Wife is sought after cache of bones found
The road turned from pavement to gravel and then placer mine tailings. And James Swatman kept talking the entire way.
“You’ll see. I’m being straight up with you,” he told Nevada County sheriff’s detectives.
Near Lowell Hill Road, at the end of You Bet Road, Swatman exited the vehicle with the officers, walked several dozen feet and pointed to what he was talking about – a grave site marked by two rocks.
“That’s where she told me he was buried,” said Swatman, at the time an inmate at Wayne Brown Correctional Facility.
The “he” is suspected to be Neil West, killed by shotgun wounds. The “she,” Swatman told detectives, was West’s wife, Teresa West.
A few days later, on Nov. 22, the Sheriff’s Office and others found human remains. If Swatman’s story holds up, Neil West was buried there about six years ago after dying from a shotgun blast in his nearby trailer home.
The Sheriff’s Office is investigating the case as a homicide, but key loose ends remain, Sgt. Ron Smith said Thursday, when the office publicly disclosed the investigation.
Detectives have yet to confirm Neil West is actually dead – though he hasn’t been seen since 1996 – and they’re seeking 40-year-old Teresa West for questioning at this time, Smith said.
Swatman first contacted the Sheriff’s Office after his Nov. 16 arrest for giving false information to an officer. Documents show he was willing to discuss a murder case in exchange for leniency on suspicion of assault with a deadly weapon and a couple arrest warrants.
No promises were made, but Swatman went on to talk, according to records.
Neil West, who was about 39 years old when last seen, was known to law enforcement in Nevada and Placer counties before his disappearance.

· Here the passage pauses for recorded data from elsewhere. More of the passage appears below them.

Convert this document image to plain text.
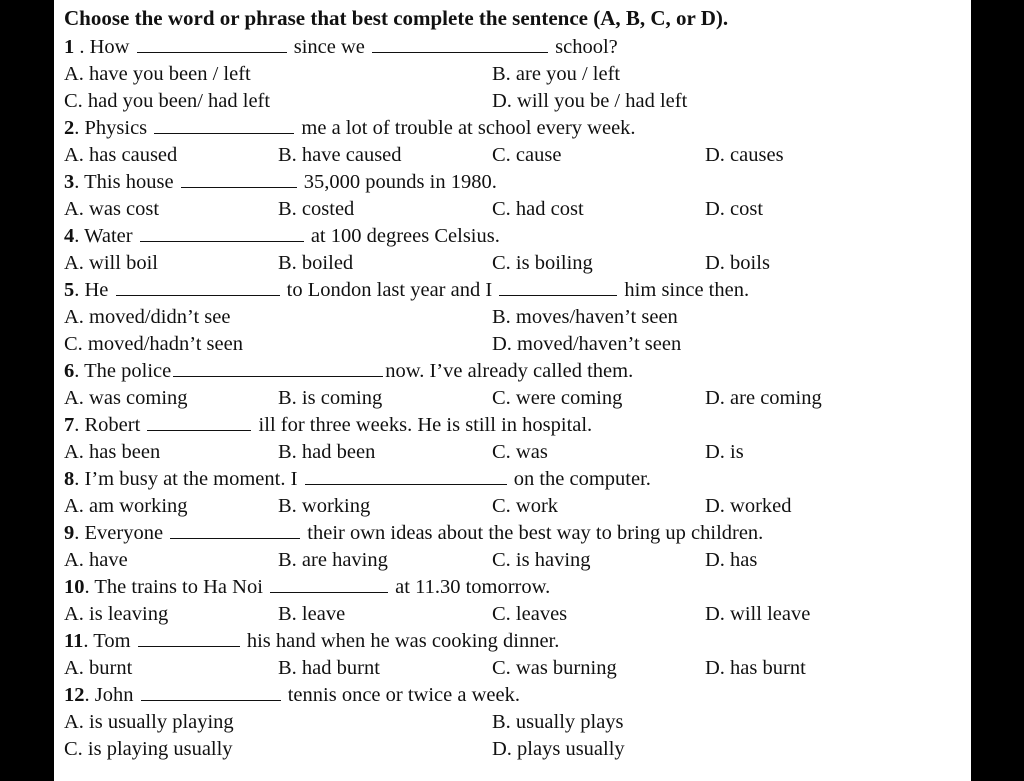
Choose the word or phrase that best complete the sentence (A, B, C, or D).
1 . How	since we	school?
A. have you been / left	B. are you / left
C. had you been/ had left	D. will you be / had left
2. Physics	me a lot of trouble at school every week.
A. has caused	B. have caused	C. cause	D. causes
3. This house	35,000 pounds in 1980.
A. was cost	B. costed	C. had cost	D. cost
4. Water	at 100 degrees Celsius.
A. will boil	B. boiled	C. is boiling	D. boils
5. He	to London last year and I	him since then.
A. moved/didn’t see	B. moves/haven’t seen
C. moved/hadn’t seen	D. moved/haven’t seen
6. The police	now. I’ve already called them.
A. was coming	B. is coming	C. were coming	D. are coming
7. Robert	ill for three weeks. He is still in hospital.
A. has been	B. had been	C. was	D. is
8. I’m busy at the moment. I	on the computer.
A. am working	B. working	C. work	D. worked
9. Everyone	their own ideas about the best way to bring up children.
A. have	B. are having	C. is having	D. has
10. The trains to Ha Noi	at 11.30 tomorrow.
A. is leaving	B. leave	C. leaves	D. will leave
11. Tom	his hand when he was cooking dinner.
A. burnt	B. had burnt	C. was burning	D. has burnt
12. John	tennis once or twice a week.
A. is usually playing	B. usually plays
C. is playing usually	D. plays usually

His record included convictions for assault and drugs, Smith said.
Neil and Teresa West, now 40, shared a trailer on property near Steep Hollow Creek with other trailers.
Swatman said he and Teresa West began hanging out together about eight months after Neil West disappeared. They became intimate, and she later confided that she killed her husband with a shotgun in their trailer possibly because he physically abused her, a report says.
Smith said the trailer has been impounded for forensic investigations, and that Teresa West just three days ago asked a You Bet-area resident where it had gone.
The Lowell Hill Road property wasn’t a traditional homestead.
A witness, Tanya Keysar, now an Alta resident, said Teresa West had been involved in a three-way sexual relationship with Neil West and William Fairchild, according to a search warrant document. Fairchild lived in a different trailer on the same property and recently died of colon cancer, Smith said. Efforts to reach Keysar were unsuccessful.
Sgt. Smith said he and others are looking into the possibility that Fairchild helped Teresa West haul Neil West’s body to the burial site.
Meanwhile, in trying to determine if the remains are Neil West’s, the Sheriff’s Office is awaiting DNA results. Sgt. Smith said the experts will compare DNA from the remains with a sample of blood and tissue taken from Neil West’s daughter, who lives in Ohio near Cincinnati.
Until recently, Smith said, the daughter and others thought Neil West was still alive.
The remains were discovered right where Swatman said they would be. Among the several agencies that went there was Nevada County Search and Rescue, whose cadaver-sniffing dog, Kody, went straight to the site.
State Department of Justice workers also went there, as did the an anthropology team from California State University at Chico, which handled unearthing the remains.
They found loosely clad bones wrapped in tarps. Later, an autopsy revealed, a piece of skull and bones from the hands had been placed in a black plastic bag before getting buried with the rest of the body.